Biography: Okko Makkonen is a PhD student in mathematics at Aalto University, Finland, where he is advised by Professor Camilla Hollanti. He obtained the B.Sc. and M.Sc. degrees in mathematics at Aalto University in 2021 and 2022. His research interests include the applications of coding theory in secure distributed computation schemes as well as privacy mechanisms in federated learning.

Yasa Syed

Title: Optimal Randomized Multilevel Monte Carlo Methods for Repeatedly Nested Expectations

Abstract: The estimation of repeatedly nested expectations is a challenging problem that arises in many real-world systems. However, existing methods generally suffer from high computational costs when the number of nestings becomes large. Fix any non-negative integer D for the total number of nestings.
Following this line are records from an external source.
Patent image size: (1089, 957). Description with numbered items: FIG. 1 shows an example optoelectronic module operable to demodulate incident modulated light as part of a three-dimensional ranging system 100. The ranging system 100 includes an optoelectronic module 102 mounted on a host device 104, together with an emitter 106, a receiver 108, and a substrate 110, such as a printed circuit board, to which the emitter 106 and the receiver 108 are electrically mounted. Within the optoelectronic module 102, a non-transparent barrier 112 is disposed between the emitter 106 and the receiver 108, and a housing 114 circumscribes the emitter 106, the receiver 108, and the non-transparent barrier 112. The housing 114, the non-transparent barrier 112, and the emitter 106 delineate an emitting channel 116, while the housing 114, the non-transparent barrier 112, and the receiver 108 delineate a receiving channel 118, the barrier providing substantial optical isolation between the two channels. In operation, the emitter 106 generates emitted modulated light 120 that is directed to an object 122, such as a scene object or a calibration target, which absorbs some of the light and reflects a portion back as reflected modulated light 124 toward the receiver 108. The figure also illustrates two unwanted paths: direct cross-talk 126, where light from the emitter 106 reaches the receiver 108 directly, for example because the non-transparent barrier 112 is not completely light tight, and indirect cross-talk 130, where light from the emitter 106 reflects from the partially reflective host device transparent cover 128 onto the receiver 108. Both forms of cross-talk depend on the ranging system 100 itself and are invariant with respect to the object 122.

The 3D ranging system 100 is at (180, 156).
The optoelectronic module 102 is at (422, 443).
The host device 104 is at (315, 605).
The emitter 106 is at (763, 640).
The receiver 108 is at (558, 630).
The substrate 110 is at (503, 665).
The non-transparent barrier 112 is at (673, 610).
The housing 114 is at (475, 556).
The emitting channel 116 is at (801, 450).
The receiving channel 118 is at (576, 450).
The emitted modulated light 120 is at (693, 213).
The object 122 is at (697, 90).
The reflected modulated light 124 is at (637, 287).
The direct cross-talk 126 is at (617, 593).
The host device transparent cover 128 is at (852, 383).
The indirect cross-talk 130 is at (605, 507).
Standard Monte Carlo methods typically have sampling complexities which depend on D exponentially. In this paper, we introduce an estimator which achieves the optimal Monte Carlo estimator complexity independent of D under certain regularity conditions, and it achieves a near-optimal complexity (still independent of D) under much milder conditions. Our estimator is also unbiased, which makes it easy to parallelize. The key ingredients in our construction are an observation of the problem’s recursive structure and the recursive use of the randomized multilevel Monte Carlo method.

Biography: Yasa Syed is a 4th year PhD student in the statistics department at Rutgers. Yasa completed his bachelor’s in mathematics with a minor in computer science at Rutgers as well in 2020. His research is on Monte Carlo methods and optimization, he is also interested in a variety of areas.